Folha de S. Paulo


A cultura elevada nos Estados Unidos e os críticos americanos

Ela foi escultora e era de Nova York. Foi também multimilionária. Chamava-se Gertrude Vanderbilt Whitney. Reuniu obras de artistas americanos contemporâneos durante anos. Em 1929, decidiu doar sua coleção ao museu Metropolitan. A instituição recusou, porque a arte nacional não lhe parecia digna de ser exposta naquelas salas augustas, ao lado dos gênios europeus maiores.

A senhora Whitney não se deu por vencida e criou o museu Whitney, dedicado aos norte-americanos. Ao mesmo tempo, sua arqui-inimiga, a socialite Abby Aldrich Rockefeller, esposa de John D. Rockefeller, constituía o MoMA, destinado aos modernos europeus e onde obras locais não entravam.

Hoje, o MoMa apresenta algumas salas discretas com obras estadunidenses dessa época, mas a situação não mudou muito. Foi preciso que surgisse a abstração norte-americana, no pós-guerra, para vir o reconhecimento internacional, sobretudo europeu, provocando em retorno a celebração interna da produção nativa. Os artistas americanos da primeira metade do século 20, porém, permanecem até hoje numa penumbra.

São sintomas de inferioridade cultural. Há uma dificuldade entre os intelectuais e homens cultos dos Estados Unidos em lidar com a cultura elevada. Precisam de indicadores exteriores às obras para formarem um juízo. Por exemplo, uma revista como a francesa "Cahiers du Cinéma", capaz de pôr na capa Robert Bresson ao lado de Wes Craven, com análises muito sérias dos dois, não me parece ser possível nos Estados Unidos.

A própria distinção entre as palavras "movies" e "films", a primeira com ressonâncias populares, a segunda com um tom intelectual, já é um indício classificatório. O resultado é que os EUA produzem o melhor cinema do mundo e os piores críticos. Ali, Hollywood só pode ser vista como mero entretenimento.

Em 1949, Russell Lynes, o editor da revista "Harper's", publicou um artigo sobre as noções de "highbrow, lowbrow e middlebrow" (cultura elevada, baixa cultura, cultura intermediária). Nele, uma fotografia mostra três homens de costas: o primeiro, "highbrow", alto e elegante, terno bem cortado, as mãos cruzadas nas costas, admira um Picasso; o segundo, "lowbrow", gordinho, em mangas de camisa, suspensório, olha para o desenho de uma pin-up; enfim, com terno pré-fabricado, mãos no bolso do paletó, o último, "middlebrow", observa "American Gothic", de Grant Wood.

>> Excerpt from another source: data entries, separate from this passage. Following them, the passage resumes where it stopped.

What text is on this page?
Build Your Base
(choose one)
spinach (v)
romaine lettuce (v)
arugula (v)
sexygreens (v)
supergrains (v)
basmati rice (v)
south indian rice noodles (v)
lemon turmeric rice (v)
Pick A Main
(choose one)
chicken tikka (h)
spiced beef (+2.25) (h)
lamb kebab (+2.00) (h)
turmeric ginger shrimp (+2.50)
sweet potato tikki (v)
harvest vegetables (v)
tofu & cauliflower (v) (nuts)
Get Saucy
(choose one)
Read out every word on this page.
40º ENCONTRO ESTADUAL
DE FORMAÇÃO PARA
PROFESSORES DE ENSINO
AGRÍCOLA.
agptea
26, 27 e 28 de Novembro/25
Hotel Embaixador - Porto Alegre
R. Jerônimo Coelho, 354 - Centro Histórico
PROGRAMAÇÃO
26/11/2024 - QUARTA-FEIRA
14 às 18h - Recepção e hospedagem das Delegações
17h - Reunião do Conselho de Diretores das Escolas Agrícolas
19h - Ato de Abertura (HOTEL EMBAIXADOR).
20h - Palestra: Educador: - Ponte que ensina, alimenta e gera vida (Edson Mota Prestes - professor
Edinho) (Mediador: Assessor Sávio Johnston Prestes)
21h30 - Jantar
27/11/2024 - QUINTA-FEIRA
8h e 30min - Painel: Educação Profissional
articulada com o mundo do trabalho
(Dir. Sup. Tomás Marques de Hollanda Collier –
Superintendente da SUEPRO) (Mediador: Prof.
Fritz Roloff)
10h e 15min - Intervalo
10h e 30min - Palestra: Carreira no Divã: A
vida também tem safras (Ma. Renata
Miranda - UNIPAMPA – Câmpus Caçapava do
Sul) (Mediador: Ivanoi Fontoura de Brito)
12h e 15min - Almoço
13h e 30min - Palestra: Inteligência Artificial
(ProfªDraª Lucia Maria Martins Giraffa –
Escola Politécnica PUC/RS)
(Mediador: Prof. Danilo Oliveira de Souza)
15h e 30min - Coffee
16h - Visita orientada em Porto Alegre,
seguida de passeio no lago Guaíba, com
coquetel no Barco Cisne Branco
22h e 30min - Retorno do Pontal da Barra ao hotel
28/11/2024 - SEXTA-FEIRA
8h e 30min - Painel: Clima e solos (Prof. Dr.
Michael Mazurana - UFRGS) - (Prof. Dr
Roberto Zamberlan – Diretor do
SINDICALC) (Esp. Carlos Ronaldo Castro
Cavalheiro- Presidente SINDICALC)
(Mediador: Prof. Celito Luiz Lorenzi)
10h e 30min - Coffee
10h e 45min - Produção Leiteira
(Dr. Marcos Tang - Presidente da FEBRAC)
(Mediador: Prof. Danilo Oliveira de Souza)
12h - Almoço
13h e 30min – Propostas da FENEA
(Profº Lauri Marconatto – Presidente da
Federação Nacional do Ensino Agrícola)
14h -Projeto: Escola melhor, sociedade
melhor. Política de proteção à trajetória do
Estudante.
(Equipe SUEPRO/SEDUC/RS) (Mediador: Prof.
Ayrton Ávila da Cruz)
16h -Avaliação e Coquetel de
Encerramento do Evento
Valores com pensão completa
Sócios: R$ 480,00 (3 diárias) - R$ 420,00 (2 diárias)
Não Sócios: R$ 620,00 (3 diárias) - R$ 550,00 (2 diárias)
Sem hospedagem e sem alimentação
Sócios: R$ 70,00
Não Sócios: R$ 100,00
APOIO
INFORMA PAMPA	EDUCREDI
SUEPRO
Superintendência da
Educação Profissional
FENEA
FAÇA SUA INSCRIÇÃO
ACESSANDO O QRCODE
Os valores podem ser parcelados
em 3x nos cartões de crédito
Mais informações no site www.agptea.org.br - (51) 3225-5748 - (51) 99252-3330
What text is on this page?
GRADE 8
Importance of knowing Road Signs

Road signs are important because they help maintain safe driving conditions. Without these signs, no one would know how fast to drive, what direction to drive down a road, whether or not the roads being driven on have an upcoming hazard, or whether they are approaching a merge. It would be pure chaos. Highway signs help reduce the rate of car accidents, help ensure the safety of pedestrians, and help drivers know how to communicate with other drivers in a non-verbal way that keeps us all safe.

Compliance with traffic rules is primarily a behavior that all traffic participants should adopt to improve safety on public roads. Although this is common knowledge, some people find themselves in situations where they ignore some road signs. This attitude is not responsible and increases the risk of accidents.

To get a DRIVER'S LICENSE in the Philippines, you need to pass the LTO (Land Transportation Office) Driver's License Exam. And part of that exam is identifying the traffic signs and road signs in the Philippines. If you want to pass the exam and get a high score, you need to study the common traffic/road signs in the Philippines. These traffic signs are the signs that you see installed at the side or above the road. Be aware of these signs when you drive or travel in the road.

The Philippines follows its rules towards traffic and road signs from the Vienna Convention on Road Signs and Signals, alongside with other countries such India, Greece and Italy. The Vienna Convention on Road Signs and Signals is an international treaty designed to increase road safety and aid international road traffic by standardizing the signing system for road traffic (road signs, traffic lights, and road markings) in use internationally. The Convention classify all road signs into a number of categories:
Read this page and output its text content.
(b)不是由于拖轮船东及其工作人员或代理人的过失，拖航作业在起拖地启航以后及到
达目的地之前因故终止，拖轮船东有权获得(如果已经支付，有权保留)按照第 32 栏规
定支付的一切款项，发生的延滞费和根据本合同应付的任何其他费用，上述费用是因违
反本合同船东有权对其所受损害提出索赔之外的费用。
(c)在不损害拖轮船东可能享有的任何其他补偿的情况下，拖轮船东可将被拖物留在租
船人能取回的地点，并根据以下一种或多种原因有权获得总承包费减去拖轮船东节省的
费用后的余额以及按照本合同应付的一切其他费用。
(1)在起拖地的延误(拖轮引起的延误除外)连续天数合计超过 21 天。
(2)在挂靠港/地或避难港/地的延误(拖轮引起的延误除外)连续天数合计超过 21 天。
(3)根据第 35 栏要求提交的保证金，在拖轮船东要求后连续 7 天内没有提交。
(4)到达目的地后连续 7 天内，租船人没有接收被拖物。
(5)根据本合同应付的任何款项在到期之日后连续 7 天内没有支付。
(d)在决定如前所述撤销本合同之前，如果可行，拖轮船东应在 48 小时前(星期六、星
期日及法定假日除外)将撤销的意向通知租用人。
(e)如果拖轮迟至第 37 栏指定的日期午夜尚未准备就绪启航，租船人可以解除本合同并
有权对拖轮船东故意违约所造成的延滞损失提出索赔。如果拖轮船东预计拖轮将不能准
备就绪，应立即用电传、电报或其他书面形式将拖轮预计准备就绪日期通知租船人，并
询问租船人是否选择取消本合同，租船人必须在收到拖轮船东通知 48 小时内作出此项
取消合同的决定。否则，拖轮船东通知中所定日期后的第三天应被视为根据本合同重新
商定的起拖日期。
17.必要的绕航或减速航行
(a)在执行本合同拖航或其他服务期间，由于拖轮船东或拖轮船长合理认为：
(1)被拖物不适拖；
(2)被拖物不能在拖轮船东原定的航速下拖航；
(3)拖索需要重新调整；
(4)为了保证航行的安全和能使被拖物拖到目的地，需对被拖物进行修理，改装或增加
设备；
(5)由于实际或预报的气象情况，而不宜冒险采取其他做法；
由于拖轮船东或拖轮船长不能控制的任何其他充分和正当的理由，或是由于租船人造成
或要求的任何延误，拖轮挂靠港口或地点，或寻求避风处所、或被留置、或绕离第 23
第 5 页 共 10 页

Para se atingir a categoria cultural e social mais elevada, é preciso respeitar convenções visíveis de gosto e de classe. Nelas, Grant Wood tem seu lugar, inferior ao de Picasso.

"American Gothic" é uma imagem universal com força de símbolo. Mas essa pintura meticulosa, realista, executada no espírito flamengo do século 15, não se encaixa nos movimentos europeus considerados como modernos. É vista como sub-pintura.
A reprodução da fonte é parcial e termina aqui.